Основатели Общества не хотели признать эту мудрую идею, но Дикки и Освальд стояли на своем, и тем пришлось согласиться. Когда Освальд твердо решает настоять на своем, самые упрямые оппозиционеры сдаются.
Дора сказала: «Я хочу вот какой благородный поступок: созвать всех детей из деревни, устроить им чай и пустить их поиграть в саду. Они скажут, что мы были так добры и милы».
Но Дикки напомнил ей, что это будет не наше доброе дело, а папино, поскольку платить-то за это должен будет папа, как он уже платил за наши подарки солдатам.

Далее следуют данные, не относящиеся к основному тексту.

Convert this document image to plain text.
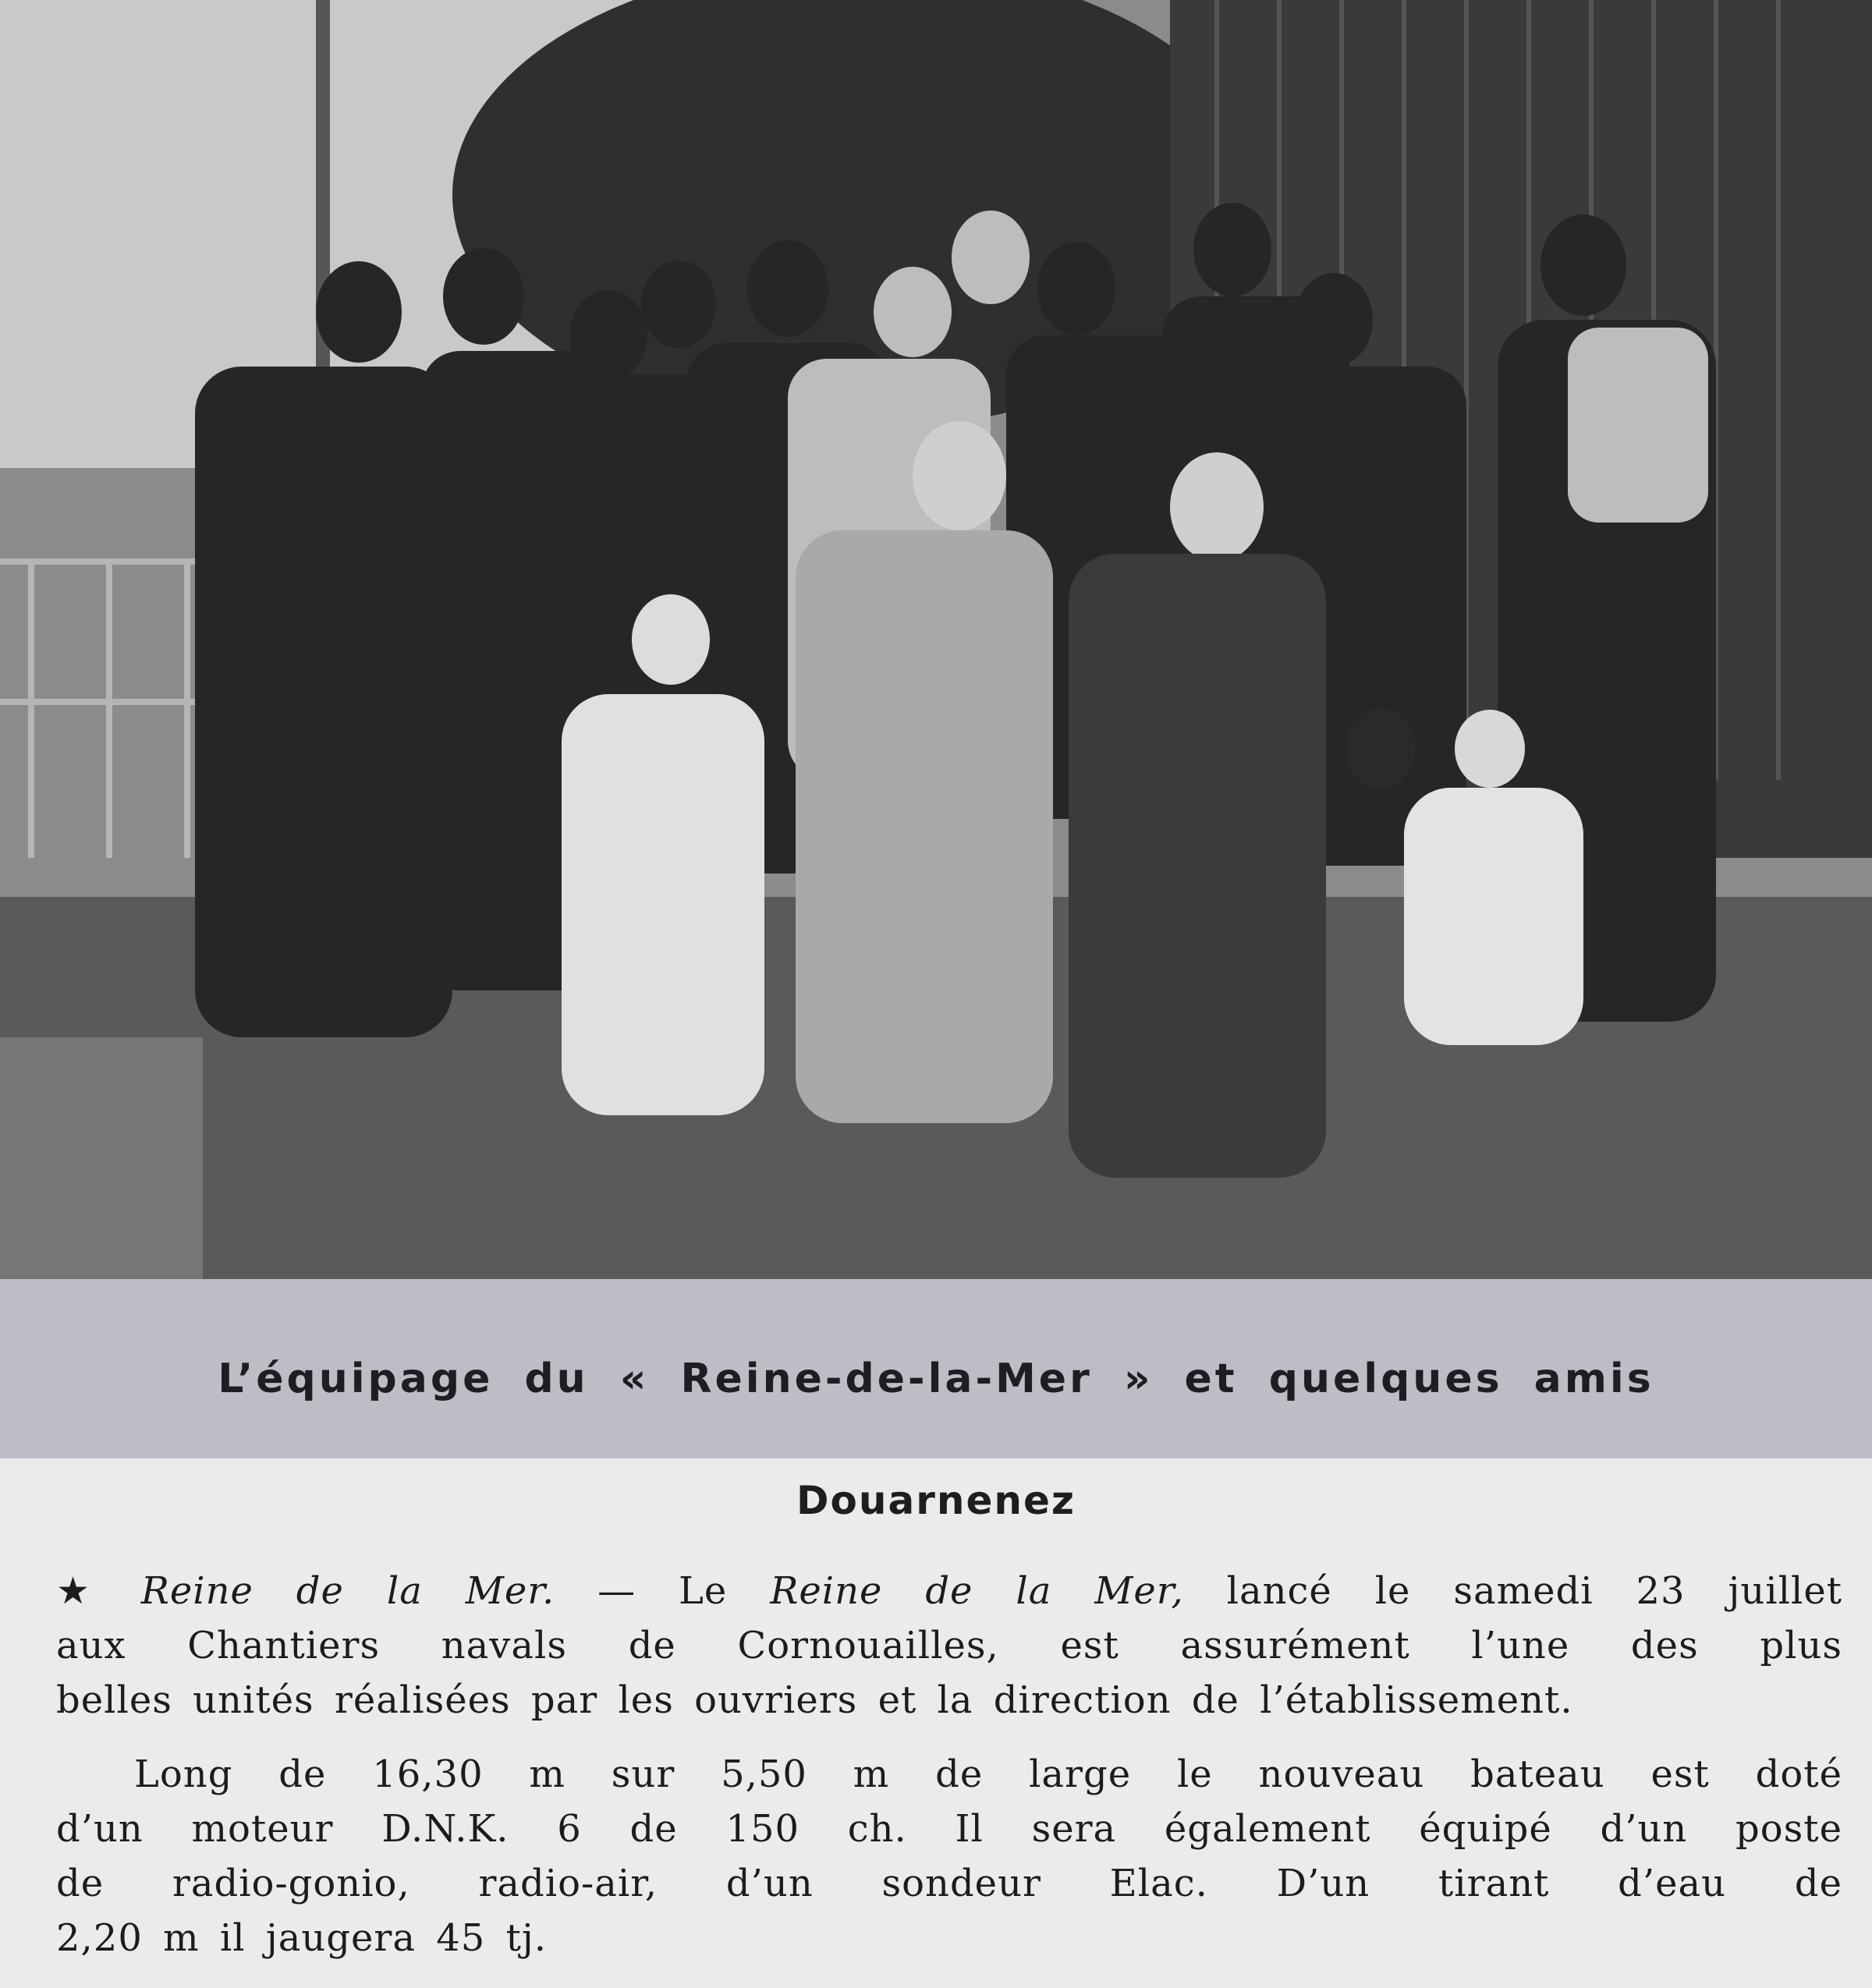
L’équipage du « Reine-de-la-Mer » et quelques amis
Douarnenez
★ Reine de la Mer. — Le Reine de la Mer, lancé le samedi 23 juillet
aux Chantiers navals de Cornouailles, est assurément l’une des plus
belles unités réalisées par les ouvriers et la direction de l’établissement.
Long de 16,30 m sur 5,50 m de large le nouveau bateau est doté
d’un moteur D.N.K. 6 de 150 ch. Il sera également équipé d’un poste
de radio-gonio, radio-air, d’un sondeur Elac. D’un tirant d’eau de
2,20 m il jaugera 45 tj.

А какой смысл быть щедрым и благородным, если платить за это приходится кому-то другому, пусть даже родному отцу. Тут еще трое из нас додумали свои предложения и начали говорить все одновременно.
Мы как раз были в столовой и, пожалуй, подняли чересчур большой шум. Во всяком случае, Освальд ничуть не был удивлен, когда дядя Альберта приоткрыл дверь и сказал:
«Я ведь не требую полной тишины, я сознаю: это было бы чересчур. Но я бы предпочел, чтобы вы свистели, топали ногами, визжали или выли — все лучше, чем заунывное однообразие вашей благовоспитанной беседы».
Освальд вежливо сказал: «Простите, что мы помешали. Вы очень заняты?»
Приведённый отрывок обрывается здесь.